Figure 5 Identification of intramolecular disulfide linkage in AhpC_H1 from B. subtilis. A, B: Soluble fraction of B. subtilis overnight cultures was precipitated with 30%, 35%, 40%, 45%, 50%, 55%, and 60% ammonium sulfate. After dialysis of solubilized precipitates, 20 μg of each fraction was separated in 14% reducing SDS-PAGE gel, and stained with Coomassie brilliant blue (A) or processed by western blotting using anti-AhpC_H1 antibody (for western blotting, 1 μg protein was separated).
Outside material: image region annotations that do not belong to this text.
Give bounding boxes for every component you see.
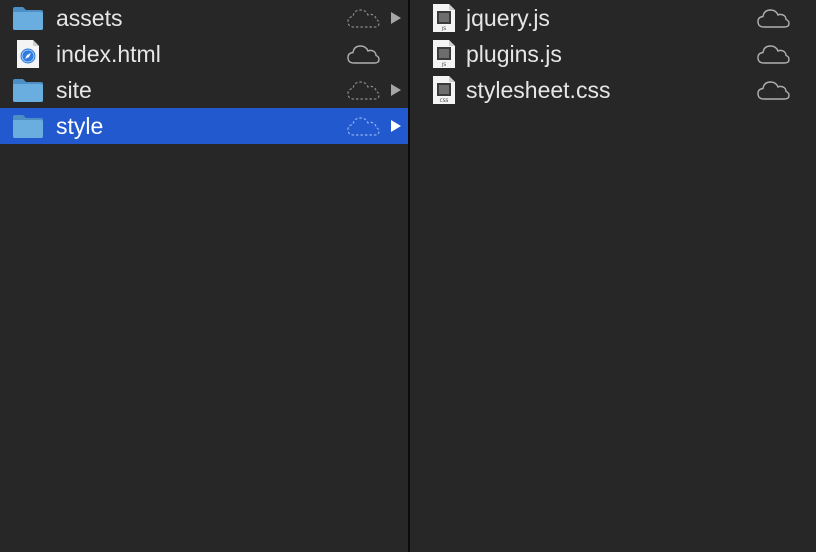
item-name: jquery.js	[466, 5, 550, 31]
cloud-icon	[756, 0, 790, 36]
list-item-stylesheet-css[interactable]: CSS stylesheet.css	[410, 72, 816, 108]
finder-column-browser: assets index.html site style JS jquery.j…	[0, 0, 816, 552]
cloud-icon	[346, 36, 380, 72]
item-name: site	[56, 77, 92, 103]
item-name: index.html	[56, 41, 161, 67]
cloud-dashed-icon	[346, 108, 380, 144]
list-item-site[interactable]: site	[0, 72, 408, 108]
js-file-icon: JS	[426, 0, 462, 36]
item-name: assets	[56, 5, 123, 31]
list-item-style[interactable]: style	[0, 108, 408, 144]
list-item-index-html[interactable]: index.html	[0, 36, 408, 72]
list-item-plugins-js[interactable]: JS plugins.js	[410, 36, 816, 72]
disclosure-arrow-icon	[390, 72, 402, 108]
html-file-icon	[10, 36, 46, 72]
item-name: plugins.js	[466, 41, 562, 67]
cloud-dashed-icon	[346, 0, 380, 36]
disclosure-arrow-icon	[390, 108, 402, 144]
file-badge: JS	[441, 62, 446, 68]
cloud-icon	[756, 72, 790, 108]
cloud-icon	[756, 36, 790, 72]
cloud-dashed-icon	[346, 72, 380, 108]
disclosure-arrow-icon	[390, 0, 402, 36]
list-item-jquery-js[interactable]: JS jquery.js	[410, 0, 816, 36]
item-name: stylesheet.css	[466, 77, 611, 103]
folder-icon	[10, 0, 46, 36]
folder-icon	[10, 108, 46, 144]
css-file-icon: CSS	[426, 72, 462, 108]
js-file-icon: JS	[426, 36, 462, 72]
file-badge: JS	[441, 26, 446, 32]
item-name: style	[56, 113, 104, 139]
list-item-assets[interactable]: assets	[0, 0, 408, 36]
column-left[interactable]: assets index.html site style	[0, 0, 408, 552]
file-badge: CSS	[440, 98, 449, 104]
column-right[interactable]: JS jquery.js JS plugins.js CSS styleshee…	[410, 0, 816, 552]
folder-icon	[10, 72, 46, 108]
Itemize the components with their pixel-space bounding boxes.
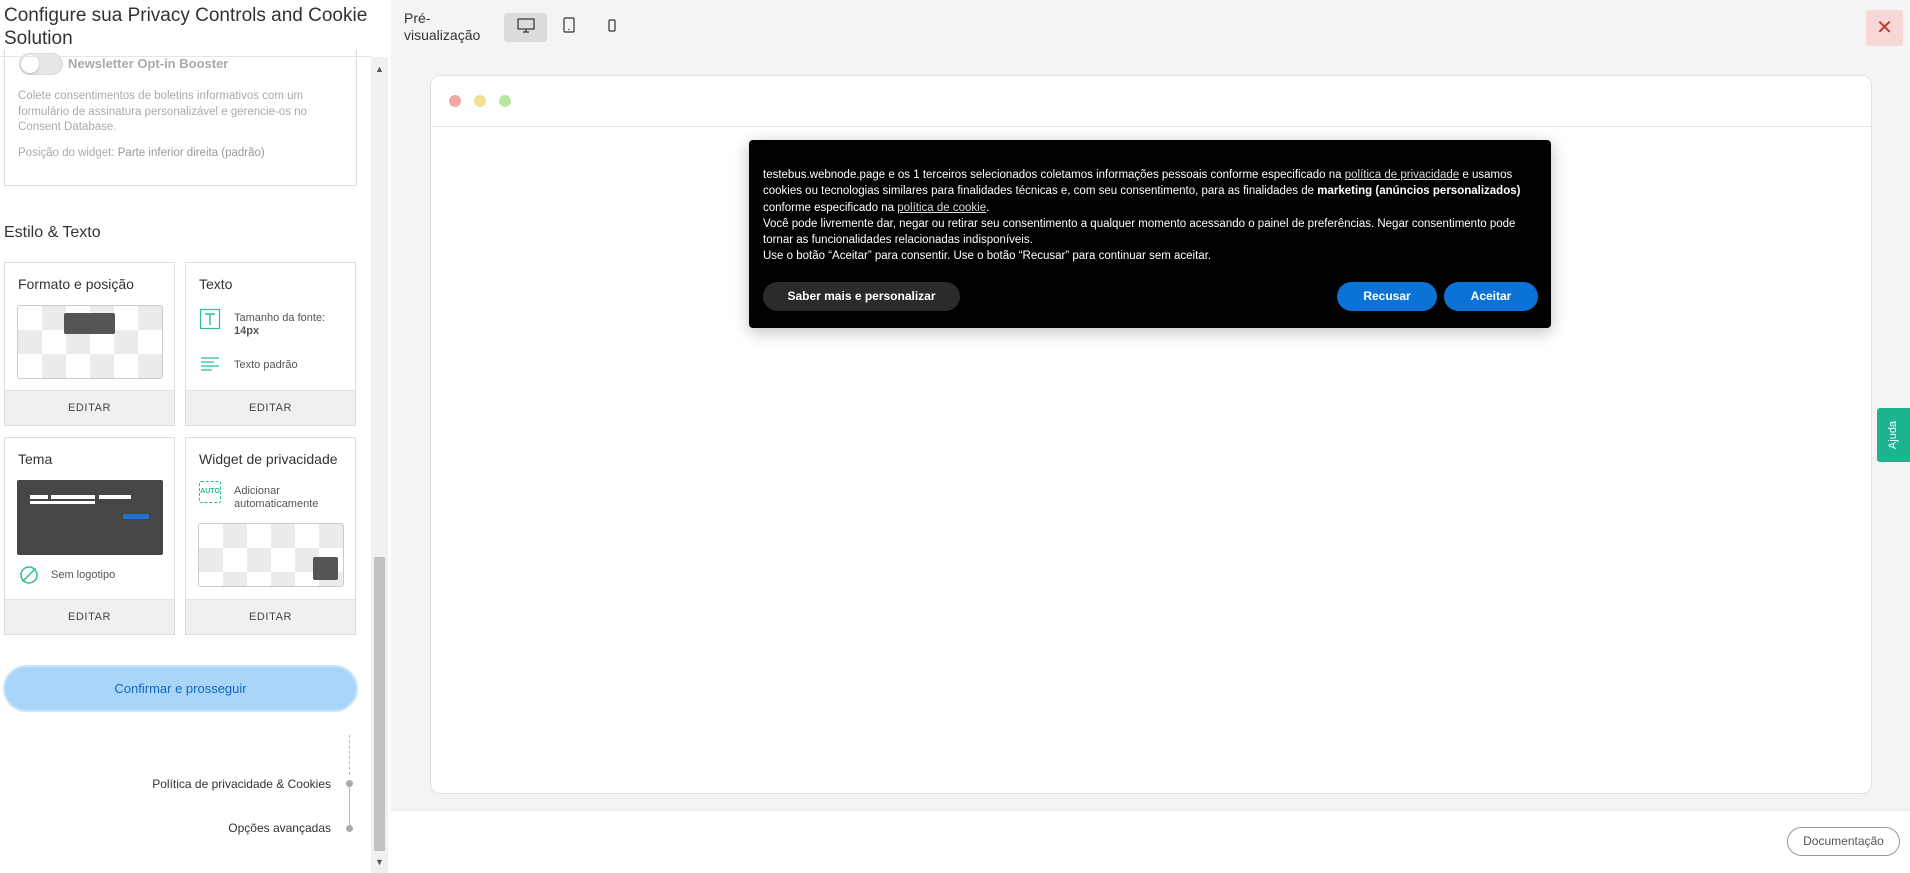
documentation-button[interactable]: Documentação [1787,827,1900,856]
banner-text-part: . [986,201,990,214]
preview-label: Pré-visualização [404,10,481,43]
card-title: Tema [18,451,53,467]
edit-theme-button[interactable]: EDITAR [5,599,174,634]
traffic-light-red [449,95,461,107]
confirm-button[interactable]: Confirmar e prosseguir [3,665,358,712]
bottom-bar: Documentação [391,810,1910,873]
newsletter-description: Colete consentimentos de boletins inform… [18,90,307,133]
text-card: Texto Tamanho da fonte: 14px Texto padrã… [185,262,356,426]
accept-button[interactable]: Aceitar [1444,282,1538,311]
desktop-icon [516,17,535,38]
banner-paragraph-3: Use o botão “Aceitar” para consentir. Us… [763,250,1212,263]
widget-preview [198,523,344,587]
banner-paragraph-2: Você pode livremente dar, negar ou retir… [763,217,1516,247]
edit-format-button[interactable]: EDITAR [5,390,174,425]
traffic-light-yellow [474,95,486,107]
newsletter-toggle-label: Newsletter Opt-in Booster [68,56,229,71]
step-dot [346,825,353,832]
browser-divider [431,126,1871,127]
scroll-thumb[interactable] [374,557,385,851]
edit-text-button[interactable]: EDITAR [186,390,355,425]
banner-text: testebus.webnode.page e os 1 terceiros s… [763,167,1545,265]
traffic-light-green [499,95,511,107]
auto-add-label: Adicionar automaticamente [234,485,319,510]
preview-toolbar: Pré-visualização ✕ [391,0,1910,55]
banner-shape-preview [64,313,115,334]
scroll-up-arrow[interactable]: ▲ [375,64,384,74]
title-divider [0,56,372,57]
section-title: Estilo & Texto [4,224,101,241]
tablet-preview-button[interactable] [547,13,590,42]
privacy-policy-link[interactable]: política de privacidade [1345,169,1459,181]
panel-scrollbar[interactable]: ▲ ▼ [371,57,388,873]
close-icon: ✕ [1876,17,1893,39]
panel-title: Configure sua Privacy Controls and Cooki… [4,4,374,50]
theme-preview [17,480,163,555]
auto-badge: AUTO [200,488,220,495]
edit-widget-button[interactable]: EDITAR [186,599,355,634]
step-dot [346,780,353,787]
auto-icon: AUTO [199,481,221,503]
help-label: Ajuda [1887,420,1899,450]
tablet-icon [562,17,575,38]
widget-shape-preview [313,557,338,580]
config-panel: Newsletter Opt-in Booster Colete consent… [0,0,391,873]
widget-position-label: Posição do widget: [18,147,115,159]
banner-paragraph-1: testebus.webnode.page e os 1 terceiros s… [763,167,1545,216]
format-preview [17,305,163,379]
font-size-icon [199,308,221,335]
card-title: Formato e posição [18,276,134,292]
steps-line [349,783,350,828]
theme-card: Tema Sem logotipo EDITAR [4,437,175,635]
steps-line [349,735,350,775]
font-size-value: 14px [234,325,260,337]
widget-position: Posição do widget: Parte inferior direit… [18,147,265,159]
step-privacy-cookies[interactable]: Política de privacidade & Cookies [152,777,331,791]
no-logo-label: Sem logotipo [51,569,116,581]
text-align-icon [201,357,219,376]
reject-button[interactable]: Recusar [1337,282,1437,311]
newsletter-card: Newsletter Opt-in Booster Colete consent… [4,40,357,186]
scroll-down-arrow[interactable]: ▼ [375,857,384,867]
step-advanced-options[interactable]: Opções avançadas [228,821,331,835]
mobile-icon [607,18,616,37]
learn-more-button[interactable]: Saber mais e personalizar [763,282,960,311]
banner-bold-text: marketing (anúncios personalizados) [1317,185,1521,198]
banner-text-part: testebus.webnode.page e os 1 terceiros s… [763,169,1345,181]
widget-position-value: Parte inferior direita (padrão) [117,147,265,159]
font-size-label: Tamanho da fonte: [234,312,326,324]
desktop-preview-button[interactable] [504,13,547,42]
cookie-banner: testebus.webnode.page e os 1 terceiros s… [749,140,1551,328]
format-position-card: Formato e posição EDITAR [4,262,175,426]
card-title: Widget de privacidade [199,451,338,467]
privacy-widget-card: Widget de privacidade AUTO Adicionar aut… [185,437,356,635]
preview-area: Pré-visualização ✕ Ajuda Documentação [391,0,1910,873]
no-logo-icon [19,565,39,590]
help-tab[interactable]: Ajuda [1877,408,1910,462]
close-button[interactable]: ✕ [1866,10,1903,46]
card-title: Texto [199,276,233,292]
cookie-policy-link[interactable]: política de cookie [897,202,986,214]
font-size: Tamanho da fonte: 14px [234,312,325,338]
banner-text-part: conforme especificado na [763,201,898,214]
mobile-preview-button[interactable] [590,13,633,42]
default-text-label: Texto padrão [234,359,298,371]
Correlation of band intensities in (A) and (B) indicates that the major band marked as a is an AhpC_H1 monomer; b marks an AhpC_H1 dimer; C: Proteins (20 μg) of the 40% fraction were incubated in the presence or absence of 2 mM TCEP, reacted with 5 mmol/L of AMS for 30 min at 30 °C, separated by non-reducing SDS-PAGE, and stained with Coomassie Brilliant Blue; D: Similarly treated proteins (100 ng) were subjected to western blotting. Triple bands (1, 2, and 3) around the position of the monomer indicate AMS modification of Сys residues after the reduction by TCEP. MT, AhpC_H1-deficient B. subtilis; the absence of the AhpC_H1 band indicates antibody specificity. SM, molecular weight markers (15, 20, 25, 37, 50, 75, 100, 150, 250 kDa).